Actually, all we have is smoke and mirrors for Raptor lake. No REAL benchmarks, just a lot of leaks and wishing. I said it before, and I will say it again, I will wait until we have real benchmarks to compare, except that Raptorlake will use more power than Zen 4.
 

inf64

Diamond Member
Mar 11, 2011
3,697
4,015
136
Both are small upgrades. The noteworthy thing here is probably that Raptor Lake fixes some low hanging issues with the hybrid architecture (hopefully ring bus not being down-clocked when E cores enabled, better voltage regulation, more L2 cache to offset the poor L3 performance relative to Zen 3, more E cores hopefully allowing lower E core clocks and better PPW), and AM5 brings to AMD cpus DDR5 and PCIE5. Performance wise both are boring.
Actually Zen3->Zen4 should be a bigger upgrade than Zen2->Zen3. We are talking about aggregate performance uplifts and Zen4 will bring more ST and more MT gains than what Zen3 brought.
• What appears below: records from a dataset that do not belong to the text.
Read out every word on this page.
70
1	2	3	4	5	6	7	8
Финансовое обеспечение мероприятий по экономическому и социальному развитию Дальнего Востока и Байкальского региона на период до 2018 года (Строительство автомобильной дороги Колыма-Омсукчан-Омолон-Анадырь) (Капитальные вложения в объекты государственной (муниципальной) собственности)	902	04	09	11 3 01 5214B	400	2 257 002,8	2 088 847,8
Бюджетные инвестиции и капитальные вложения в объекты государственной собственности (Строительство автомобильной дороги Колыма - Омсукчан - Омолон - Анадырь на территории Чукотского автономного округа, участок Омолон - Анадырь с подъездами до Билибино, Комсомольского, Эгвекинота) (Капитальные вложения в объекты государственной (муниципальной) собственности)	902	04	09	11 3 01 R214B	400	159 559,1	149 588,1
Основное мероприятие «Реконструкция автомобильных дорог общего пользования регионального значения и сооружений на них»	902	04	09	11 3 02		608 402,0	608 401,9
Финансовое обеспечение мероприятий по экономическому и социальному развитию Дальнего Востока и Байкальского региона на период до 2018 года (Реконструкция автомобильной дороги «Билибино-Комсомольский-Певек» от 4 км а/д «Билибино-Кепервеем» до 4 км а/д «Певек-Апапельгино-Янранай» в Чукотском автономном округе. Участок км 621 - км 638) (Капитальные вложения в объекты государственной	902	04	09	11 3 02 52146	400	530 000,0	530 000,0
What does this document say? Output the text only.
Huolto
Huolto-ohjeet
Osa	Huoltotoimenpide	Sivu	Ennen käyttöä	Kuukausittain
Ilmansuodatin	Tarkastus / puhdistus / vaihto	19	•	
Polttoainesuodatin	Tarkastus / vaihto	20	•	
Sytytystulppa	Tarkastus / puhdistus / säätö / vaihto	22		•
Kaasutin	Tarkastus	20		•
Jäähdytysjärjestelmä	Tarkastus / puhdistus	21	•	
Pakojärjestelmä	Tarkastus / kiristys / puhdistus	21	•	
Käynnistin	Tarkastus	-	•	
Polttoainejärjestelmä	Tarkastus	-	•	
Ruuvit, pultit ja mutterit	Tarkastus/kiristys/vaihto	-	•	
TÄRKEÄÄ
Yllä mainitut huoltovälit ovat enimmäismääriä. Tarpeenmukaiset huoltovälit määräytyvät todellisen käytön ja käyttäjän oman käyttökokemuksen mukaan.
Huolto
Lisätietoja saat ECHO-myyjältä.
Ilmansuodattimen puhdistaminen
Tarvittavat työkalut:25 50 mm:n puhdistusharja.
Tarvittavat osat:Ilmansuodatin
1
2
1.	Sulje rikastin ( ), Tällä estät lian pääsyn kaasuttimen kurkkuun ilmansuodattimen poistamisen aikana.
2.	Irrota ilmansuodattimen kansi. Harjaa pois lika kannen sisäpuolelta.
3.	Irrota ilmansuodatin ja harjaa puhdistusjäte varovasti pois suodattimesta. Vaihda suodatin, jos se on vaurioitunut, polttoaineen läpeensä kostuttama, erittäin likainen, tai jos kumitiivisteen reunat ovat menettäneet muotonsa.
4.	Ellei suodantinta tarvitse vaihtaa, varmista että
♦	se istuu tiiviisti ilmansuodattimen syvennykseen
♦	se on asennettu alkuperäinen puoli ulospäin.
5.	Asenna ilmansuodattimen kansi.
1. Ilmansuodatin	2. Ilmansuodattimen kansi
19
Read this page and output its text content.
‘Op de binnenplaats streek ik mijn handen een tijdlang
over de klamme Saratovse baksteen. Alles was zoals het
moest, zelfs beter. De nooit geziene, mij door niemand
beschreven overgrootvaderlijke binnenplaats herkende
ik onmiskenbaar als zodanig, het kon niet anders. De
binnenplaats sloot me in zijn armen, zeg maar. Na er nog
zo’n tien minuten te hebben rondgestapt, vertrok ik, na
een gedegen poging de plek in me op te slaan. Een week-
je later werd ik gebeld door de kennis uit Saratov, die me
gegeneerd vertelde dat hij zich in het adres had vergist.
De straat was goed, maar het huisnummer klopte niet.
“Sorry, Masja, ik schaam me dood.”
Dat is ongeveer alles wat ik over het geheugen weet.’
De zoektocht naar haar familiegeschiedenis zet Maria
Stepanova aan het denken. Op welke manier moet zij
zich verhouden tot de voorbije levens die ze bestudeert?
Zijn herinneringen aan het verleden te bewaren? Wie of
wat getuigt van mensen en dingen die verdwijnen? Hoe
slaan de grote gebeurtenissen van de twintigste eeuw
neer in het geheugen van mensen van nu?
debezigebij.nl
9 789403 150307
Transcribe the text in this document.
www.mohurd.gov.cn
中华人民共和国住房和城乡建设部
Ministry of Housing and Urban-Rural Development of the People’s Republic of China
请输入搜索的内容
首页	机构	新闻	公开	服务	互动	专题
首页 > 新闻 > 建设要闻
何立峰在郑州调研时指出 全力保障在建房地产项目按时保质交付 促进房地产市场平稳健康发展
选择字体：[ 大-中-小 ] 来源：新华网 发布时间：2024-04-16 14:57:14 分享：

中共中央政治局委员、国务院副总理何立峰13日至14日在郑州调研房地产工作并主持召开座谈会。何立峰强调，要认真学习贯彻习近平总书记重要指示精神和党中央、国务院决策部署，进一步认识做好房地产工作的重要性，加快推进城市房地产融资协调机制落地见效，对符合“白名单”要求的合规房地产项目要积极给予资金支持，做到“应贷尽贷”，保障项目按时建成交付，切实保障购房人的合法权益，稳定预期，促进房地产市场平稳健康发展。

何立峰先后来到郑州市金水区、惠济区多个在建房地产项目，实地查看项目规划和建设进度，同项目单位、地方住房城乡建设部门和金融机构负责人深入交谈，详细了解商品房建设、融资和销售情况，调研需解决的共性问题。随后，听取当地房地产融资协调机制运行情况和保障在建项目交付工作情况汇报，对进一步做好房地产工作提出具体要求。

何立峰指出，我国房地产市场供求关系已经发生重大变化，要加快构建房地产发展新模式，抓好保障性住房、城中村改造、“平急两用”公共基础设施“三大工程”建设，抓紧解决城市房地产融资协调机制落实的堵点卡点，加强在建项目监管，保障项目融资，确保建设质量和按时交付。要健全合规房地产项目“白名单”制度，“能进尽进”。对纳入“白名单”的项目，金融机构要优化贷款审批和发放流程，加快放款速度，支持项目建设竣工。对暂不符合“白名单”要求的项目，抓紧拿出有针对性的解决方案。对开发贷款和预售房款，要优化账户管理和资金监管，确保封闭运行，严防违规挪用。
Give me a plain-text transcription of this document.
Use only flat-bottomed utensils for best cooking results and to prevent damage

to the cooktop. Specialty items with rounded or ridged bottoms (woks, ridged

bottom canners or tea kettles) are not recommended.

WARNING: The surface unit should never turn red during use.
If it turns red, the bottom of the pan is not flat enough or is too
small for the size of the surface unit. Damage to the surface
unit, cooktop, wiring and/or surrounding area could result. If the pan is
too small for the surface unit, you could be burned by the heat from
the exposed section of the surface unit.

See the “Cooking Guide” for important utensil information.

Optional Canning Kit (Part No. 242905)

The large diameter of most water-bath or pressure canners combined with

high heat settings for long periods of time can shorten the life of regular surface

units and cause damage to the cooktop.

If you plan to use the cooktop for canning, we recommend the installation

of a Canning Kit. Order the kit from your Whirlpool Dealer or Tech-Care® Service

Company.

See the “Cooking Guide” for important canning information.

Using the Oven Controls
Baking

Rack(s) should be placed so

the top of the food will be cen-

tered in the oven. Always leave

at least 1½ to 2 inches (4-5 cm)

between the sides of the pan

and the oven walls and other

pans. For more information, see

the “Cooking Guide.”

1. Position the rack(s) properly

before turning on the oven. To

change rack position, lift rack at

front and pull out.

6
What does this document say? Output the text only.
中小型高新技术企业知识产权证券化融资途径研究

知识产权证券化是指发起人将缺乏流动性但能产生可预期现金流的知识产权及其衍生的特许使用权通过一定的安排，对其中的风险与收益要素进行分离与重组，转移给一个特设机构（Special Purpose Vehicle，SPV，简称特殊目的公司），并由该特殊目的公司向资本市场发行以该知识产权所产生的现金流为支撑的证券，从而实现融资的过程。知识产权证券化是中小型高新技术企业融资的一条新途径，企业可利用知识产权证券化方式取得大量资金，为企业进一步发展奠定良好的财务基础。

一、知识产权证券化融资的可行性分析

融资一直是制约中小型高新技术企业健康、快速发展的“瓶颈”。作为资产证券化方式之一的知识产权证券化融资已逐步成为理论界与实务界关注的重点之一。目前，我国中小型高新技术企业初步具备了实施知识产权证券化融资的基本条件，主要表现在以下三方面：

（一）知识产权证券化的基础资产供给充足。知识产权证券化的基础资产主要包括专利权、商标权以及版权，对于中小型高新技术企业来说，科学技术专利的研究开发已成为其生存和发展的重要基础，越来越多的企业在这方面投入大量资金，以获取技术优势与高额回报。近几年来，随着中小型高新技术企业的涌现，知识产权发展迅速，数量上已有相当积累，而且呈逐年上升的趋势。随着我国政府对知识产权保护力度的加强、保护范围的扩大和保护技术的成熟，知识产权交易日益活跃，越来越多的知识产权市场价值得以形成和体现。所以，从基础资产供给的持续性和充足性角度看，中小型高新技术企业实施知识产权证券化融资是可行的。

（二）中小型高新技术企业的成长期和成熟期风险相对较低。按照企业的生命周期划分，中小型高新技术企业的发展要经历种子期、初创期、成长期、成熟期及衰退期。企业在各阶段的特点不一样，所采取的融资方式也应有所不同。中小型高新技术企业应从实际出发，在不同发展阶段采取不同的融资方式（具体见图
Zen3 brought 24% higher ST performance and 15% higher MT performance (vs 3950X) : source

If Zen4 clocks ~5.7-5.8Ghz for ST (which I believe it will), with ~10% IPC uplift it will perform roughly ~30% better than 5950X (better than Zen2->Zen3).
If Zen4 clocks at ~5.3Ghz in MT workloads (which I believe it will), with ~10% IPC uplift it will perform ~38% better than 5950 (much bigger uplift than Zen2->Zen3).
 

pakotlar

Senior member
Aug 22, 2003
731
187
116
RPL have more cache yes, but Zen 4 too, and every architecture have different sweet spot, 2mb l2 of RPL doesn't mean it is better than 1mb l2 of Zen 4, they are 2 very different architectures, but what is important that they both have increased cache, + Zen 4 will have 3d versions with more l3 combined with l2 so i'm curious how will that translate to gaming + also ddr5.

Yeah, all true; will be interesting, though I’m not comparing 13900K L2 to 7950X, rather 13900K to 12900K; 13900K doubles L2 cache per core, what they call Game Cache. I’m curious about your last point: in particular, whether Zen 4 IMC (DDR5 only) will be better than Intel’s (DDR4 + 5 and may prioritise compatibility with DDR5 over sheer performance).

I’m also really hoping that competition with Intel will spur AMD to release higher core count AM5 parts, say 24 core to get the PR parity with Intel’s 24 cores in 13900K. Probably will have to go for Genoa though, which I don’t want to do for cost and clockspeed reasons. Probably won’t get my wish in 2023, but maybe 16 core Zen4 3D will be attractive enough (and with AVX512 may be extra nice).
 
Last edited:

pakotlar

Senior member
Aug 22, 2003
731
187
116
Actually, all we have is smoke and mirrors for Raptor lake. No REAL benchmarks, just a lot of leaks and wishing. I said it before, and I will say it again, I will wait until we have real benchmarks to compare, except that Raptorlake will use more power than Zen 4.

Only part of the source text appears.